The S&P 500 and the Dow have both jumped roughly 20% off their March 23 lows, with Monday’s surge coming on signs that social distancing is working in the U.S. Despite the positivity, no one knows when the economy will start to return anywhere close to normal levels even if the number of coronavirus cases does peak soon.
That said, Sprout Social, Inc. (SPT - Free Report) appears ready to weather the coronavirus economy as it helps businesses better connect with their customers across social and digital platforms.
Sprout Social’s Pitch
Simply put, Sprout’s cloud software offerings allow customers to manage their social media efforts across a centralized platform. The Chicago-based firm enables businesses to bring “together social content and messaging, data and workflows in a unified system of record, intelligence and action.”
SPT’s business model looks attractive as companies, organizations, schools, governments, and more attempt to maximize their social and digital efforts, across a growing number of platforms. Sprout operates on the largest platforms, which includes Facebook (FB - Free Report) and Instagram, Twitter (TWTR - Free Report) , Pinterest (PINS - Free Report) , LinkedIn (MSFT - Free Report) , Google (GOOGL - Free Report) , and more.
The firm boasts over 23,000 customers and its fiscal 2019 revenue surged 30% to reach $102.7 million. Investors should also know that Sprout went public in mid-December 2019. “We believe we are well positioned to be a long-term leader in a multi-billion dollar market opportunity based on our exceptional products, a world-class culture and deep commitment to our customers,” CEO and co-founder Justyn Howard said in a statement.
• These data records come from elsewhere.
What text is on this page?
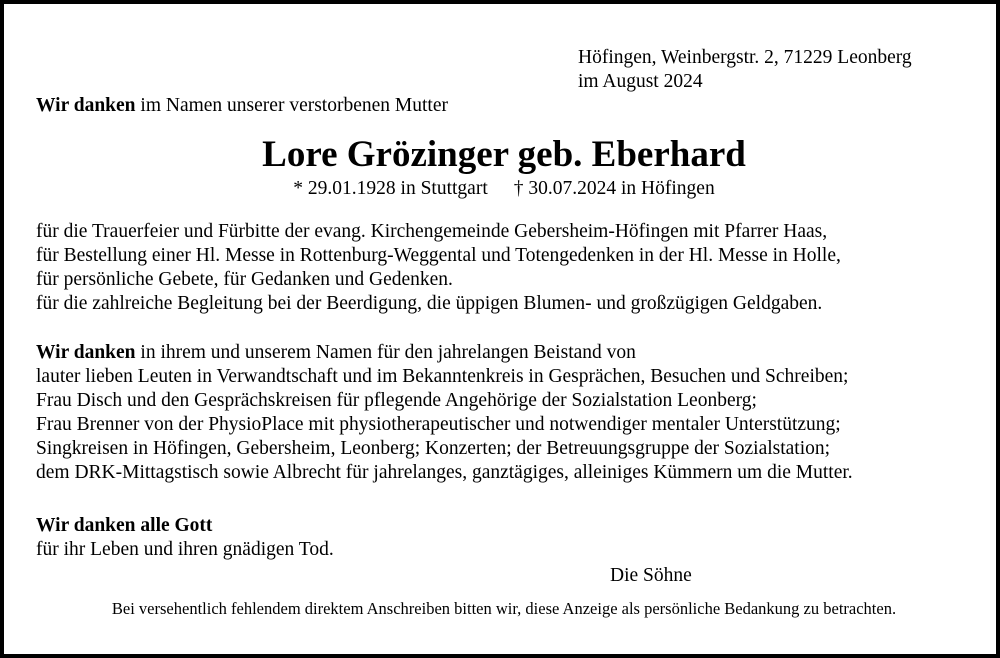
Höfingen, Weinbergstr. 2, 71229 Leonberg
im August 2024
Wir danken im Namen unserer verstorbenen Mutter
Lore Grözinger geb. Eberhard
* 29.01.1928 in Stuttgart † 30.07.2024 in Höfingen
für die Trauerfeier und Fürbitte der evang. Kirchengemeinde Gebersheim-Höfingen mit Pfarrer Haas,
für Bestellung einer Hl. Messe in Rottenburg-Weggental und Totengedenken in der Hl. Messe in Holle,
für persönliche Gebete, für Gedanken und Gedenken.
für die zahlreiche Begleitung bei der Beerdigung, die üppigen Blumen- und großzügigen Geldgaben.
Wir danken in ihrem und unserem Namen für den jahrelangen Beistand von
lauter lieben Leuten in Verwandtschaft und im Bekanntenkreis in Gesprächen, Besuchen und Schreiben;
Frau Disch und den Gesprächskreisen für pflegende Angehörige der Sozialstation Leonberg;
Frau Brenner von der PhysioPlace mit physiotherapeutischer und notwendiger mentaler Unterstützung;
Singkreisen in Höfingen, Gebersheim, Leonberg; Konzerten; der Betreuungsgruppe der Sozialstation;
dem DRK-Mittagstisch sowie Albrecht für jahrelanges, ganztägiges, alleiniges Kümmern um die Mutter.
Wir danken alle Gott
für ihr Leben und ihren gnädigen Tod.
Die Söhne
Bei versehentlich fehlendem direktem Anschreiben bitten wir, diese Anzeige als persönliche Bedankung zu betrachten.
The nearby chart shows us that SPT shares have fallen after getting off to a somewhat hot early start. Sprout stock closed regular trading Tuesday up 1.48% at $13.75 a share, on lower than average volume, which still puts it over 35% below its highs.
Looking ahead, our current Zacks estimates call for Sprout’s fiscal 2020 revenue to jump 26%, with 2021 set to climb another 30% to hit $167.56 million. Meanwhile, its adjusted loss is expected to shrink substantially this year and next.
SPT’s longer-term positive earnings revision activity helps it earn a Zacks Rank #1 (Strong Buy) at the moment. Sprout is also part of a highly-ranked Zacks industry and it seems like it should be able to succeed during the coronavirus economy and beyond.
However, newly public tech stocks trading at under $15 a share should likely only be scooped up by more risk-taking investors, given the current volatile market conditions. Others might want to wait for Sprout to report its Q1 fiscal 2020 results, which it recently announced will be released on Wednesday, May 6.